How to modify these producer-consumer microservices to allow parallel processing?

advertisements

I've got a couple microservices (implemented in ruby, although I doubt that is important for my question). One of them provides items, and the other one processes them, and then marks them as processed (via a DELETE call)

The provider has an /items endpoint which lists a bunch of items identified with an id, in JSON format. It also has a DELETE /items/id endpoint which removes one item from the list (presumably because it is processed)

The code (very simplified) in the "processor" looks like this:

items = <GET provider/items>
items.each do |item|
  process item
  <DELETE provider/items/#{item.id}>
end

This has several problems, but the one I would like to solve is that it is not thread-safe, and thus I can't run it in parallel. If two workers start processing items simultaneously, they will "step onto each other's toes": they will get the same list of items, and then (try to) process and delete each item twice.

What is the simplest way I can change this setup to allow for parallel processing?

You can assume that I have ruby available. I would prefer keeping changes to a minimum, and would rather not install other gems if possible. Sidekiq is available as a queuing system on the consumer.


Some alternatives (just brainstorming):

  1. Just drop HTTP and use pub-sub with a queue. Have the producer queueing items, a number of consumers processing them (and triggering state changes, in this case with HTTP if you fancy it).
  2. If you really want to HTTP, I think there are a couple of missing pieces. If your items' states are pending and processed, there's a hidden/implicit state in your state machine: in_progress (or whatever).
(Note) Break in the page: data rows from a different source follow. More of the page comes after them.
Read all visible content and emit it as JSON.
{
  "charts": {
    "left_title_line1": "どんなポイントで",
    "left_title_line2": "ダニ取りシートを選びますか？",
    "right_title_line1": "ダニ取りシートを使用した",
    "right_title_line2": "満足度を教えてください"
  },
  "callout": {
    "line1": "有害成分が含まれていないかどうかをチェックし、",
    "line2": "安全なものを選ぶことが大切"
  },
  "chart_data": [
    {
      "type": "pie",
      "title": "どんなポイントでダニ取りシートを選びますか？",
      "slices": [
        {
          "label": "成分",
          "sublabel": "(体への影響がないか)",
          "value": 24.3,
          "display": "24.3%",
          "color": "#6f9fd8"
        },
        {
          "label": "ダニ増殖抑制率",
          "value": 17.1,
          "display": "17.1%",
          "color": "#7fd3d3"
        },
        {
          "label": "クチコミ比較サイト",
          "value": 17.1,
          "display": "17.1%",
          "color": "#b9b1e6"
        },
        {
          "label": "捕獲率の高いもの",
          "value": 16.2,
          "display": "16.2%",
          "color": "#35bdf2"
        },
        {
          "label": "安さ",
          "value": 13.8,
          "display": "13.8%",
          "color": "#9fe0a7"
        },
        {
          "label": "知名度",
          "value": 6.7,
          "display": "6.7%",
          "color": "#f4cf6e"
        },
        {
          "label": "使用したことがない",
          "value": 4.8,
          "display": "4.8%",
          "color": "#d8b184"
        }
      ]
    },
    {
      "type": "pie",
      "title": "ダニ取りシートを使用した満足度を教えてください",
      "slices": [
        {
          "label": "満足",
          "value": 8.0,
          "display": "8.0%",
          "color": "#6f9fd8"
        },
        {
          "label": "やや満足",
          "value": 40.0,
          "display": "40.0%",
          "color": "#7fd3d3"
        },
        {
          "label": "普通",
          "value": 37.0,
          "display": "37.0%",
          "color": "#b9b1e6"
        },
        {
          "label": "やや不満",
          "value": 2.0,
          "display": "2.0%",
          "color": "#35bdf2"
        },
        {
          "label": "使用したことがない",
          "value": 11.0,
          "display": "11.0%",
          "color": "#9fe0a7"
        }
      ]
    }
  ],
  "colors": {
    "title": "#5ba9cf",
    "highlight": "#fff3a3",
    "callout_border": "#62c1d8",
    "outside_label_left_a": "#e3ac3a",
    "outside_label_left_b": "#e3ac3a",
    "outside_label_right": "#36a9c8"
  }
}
Once you think of it, picture becomes clearer: your GET /items is not idempotent (because it changes the state of items from pending to in progress) and hence should not be a GET in the first place.

    a. an alternative could be adding a new entity (e.g. batch) that gets created via POST and groups some items under it and sends them. Items already returned won't be part of future batches, and then you can mark as done whole batches (e.g. PUT /batches/X/done). This gets crazy very fast, as you will start reimplementing features (acks, timeouts, errors) already present both in queueing systems and plain/explicit (see c) HTTP.

    b. a slightly simpler alternative: just turn /items in a POST/PUT (weird in both cases) endpoint that marks items as being processed (and doesn't return them anymore because it only returns pending items). The same issue with errors and timeouts apply though.

    c. have the producer being explicit and requesting the processing of an item to the other service via PUT. you can either include all needed data in the body, or use it as a ping and have the processor requesting the info via GET. you can add asynchronous processing in either side (but probably better in the processor).

I would honestly do 1 (unless compelling reason).